Determine the distance between sub conductors.

$\begin{array}{c}{\mathrm{D}}_{13}=32\mathrm{ft}\\ {\mathrm{D}}_{{13}^{\text{'}}}=\sqrt{{36}^2+{32}^2}\\ =48.166\mathrm{ft}\\ {\mathrm{D}}_{1^{\text{'}}3}=96\mathrm{ft}\\ {\mathrm{D}}_{1^{\text{'}}{3}^{\text{'}}}=\sqrt{{36}^2+{32}^2}\\ =48.166\mathrm{ft}\end{array}$

Determine equivalent GMD between conductors

Write the expression for the equivalent GMD between conductors A,B.

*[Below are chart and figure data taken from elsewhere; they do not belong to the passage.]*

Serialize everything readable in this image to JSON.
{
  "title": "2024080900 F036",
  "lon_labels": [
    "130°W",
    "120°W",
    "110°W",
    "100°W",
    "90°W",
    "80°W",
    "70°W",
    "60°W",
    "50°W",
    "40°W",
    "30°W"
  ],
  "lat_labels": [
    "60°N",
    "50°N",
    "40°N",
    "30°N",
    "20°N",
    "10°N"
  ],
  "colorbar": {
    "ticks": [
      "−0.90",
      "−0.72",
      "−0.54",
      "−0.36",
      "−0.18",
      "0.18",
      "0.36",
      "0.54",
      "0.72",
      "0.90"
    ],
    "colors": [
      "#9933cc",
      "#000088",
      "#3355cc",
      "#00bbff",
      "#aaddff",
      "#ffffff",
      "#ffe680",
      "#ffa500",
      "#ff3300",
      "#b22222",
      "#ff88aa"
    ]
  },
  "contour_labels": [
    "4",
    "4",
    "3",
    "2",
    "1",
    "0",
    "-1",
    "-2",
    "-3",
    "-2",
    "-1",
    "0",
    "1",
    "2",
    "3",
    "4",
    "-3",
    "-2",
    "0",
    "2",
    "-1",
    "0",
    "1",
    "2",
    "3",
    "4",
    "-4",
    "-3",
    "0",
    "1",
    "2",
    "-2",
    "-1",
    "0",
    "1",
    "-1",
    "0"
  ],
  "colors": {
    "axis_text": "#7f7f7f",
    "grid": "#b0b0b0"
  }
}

$\begin{array}{c}{\mathrm{D}}_{\mathrm{ABeq}}=\sqrt[4]{{\mathrm{D}}_{12}{\mathrm{D}}_{1^{\text{'}}{2}^{\text{'}}}{\mathrm{D}}_{{12}^{\text{'}}}{\mathrm{D}}_{1^{\text{'}}2}}\\ =\sqrt[4]{36\times 32\times 73.43\times 32}\\ =40.562\mathrm{ft}\end{array}$

Write the expression for the equivalent GMD between conductors B,C

$\begin{array}{c}{\mathrm{D}}_{\mathrm{BCeq}}=\sqrt[4]{{\mathrm{D}}_{23}{\mathrm{D}}_{2^{\text{'}}{3}^{\text{'}}}{\mathrm{D}}_{2,3}{\mathrm{D}}_{{23}^{\text{'}}}}\\ =\sqrt[4]{48.166\times 32\times 64\times 36}\\ =43.410\mathrm{ft}\end{array}$

Determine equivalent GMD of the bundle

Write the expression for the equivalent GMD between conductors A,C.

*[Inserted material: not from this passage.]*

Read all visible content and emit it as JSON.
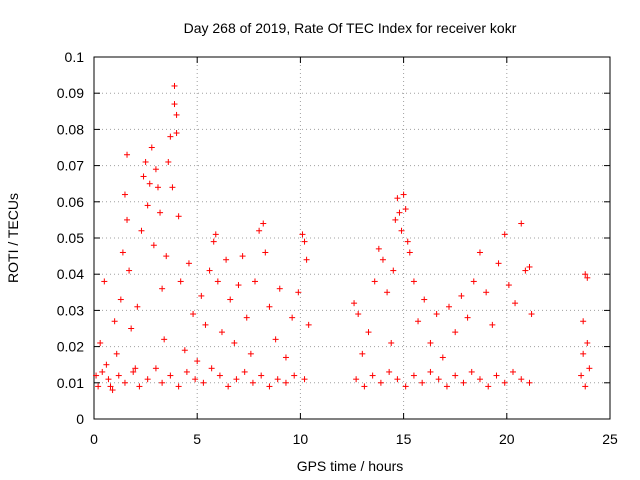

$\begin{array}{c}{\mathrm{D}}_{\mathrm{ACeq}}=\sqrt[4]{{\mathrm{D}}_{13}{\mathrm{D}}_{1^{\text{'}}{3}^{\text{'}}}{\mathrm{D}}_{{13}^{\text{'}}}{\mathrm{D}}_{1^{\text{'}}3}}\\ =\sqrt[4]{32\times 48.166\times 96\times 48.166}\\ =51.668\mathrm{ft}\end{array}$

Write the expression for the total GMD of the bundle.

$\begin{array}{c}\mathrm{GMD}=\sqrt[3]{{\mathrm{D}}_{\mathrm{ABeq}}{\mathrm{D}}_{\mathrm{BCeq}}{\mathrm{D}}_{\mathrm{ACeq}}}\\ =\sqrt[3]{40.562\times 43.41\times 51.668}\\ =44.976\mathrm{ft}\end{array}$

Determine total reactance of line in ohms in mile per phase

Write the expression for total reactance of line in ohms in mile per phase.

$\begin{array}{c}{\mathrm{X}}_{\mathrm{L}}=0.2794\log \frac{\mathrm{GMD}}{\mathrm{GMR}}\mathrm{\Omega }/\mathrm{mi}\mathrm{per}\mathrm{phase}\\ =0.2794\log \frac{44.976}{5.681}\\ =0.2511\mathrm{\Omega }/\mathrm{mi}\mathrm{per}\mathrm{phase}\end{array}$

Thus, the inductive reactance is $0.2511\mathrm{\Omega }/\mathrm{mi}\mathrm{per}\mathrm{phase}$.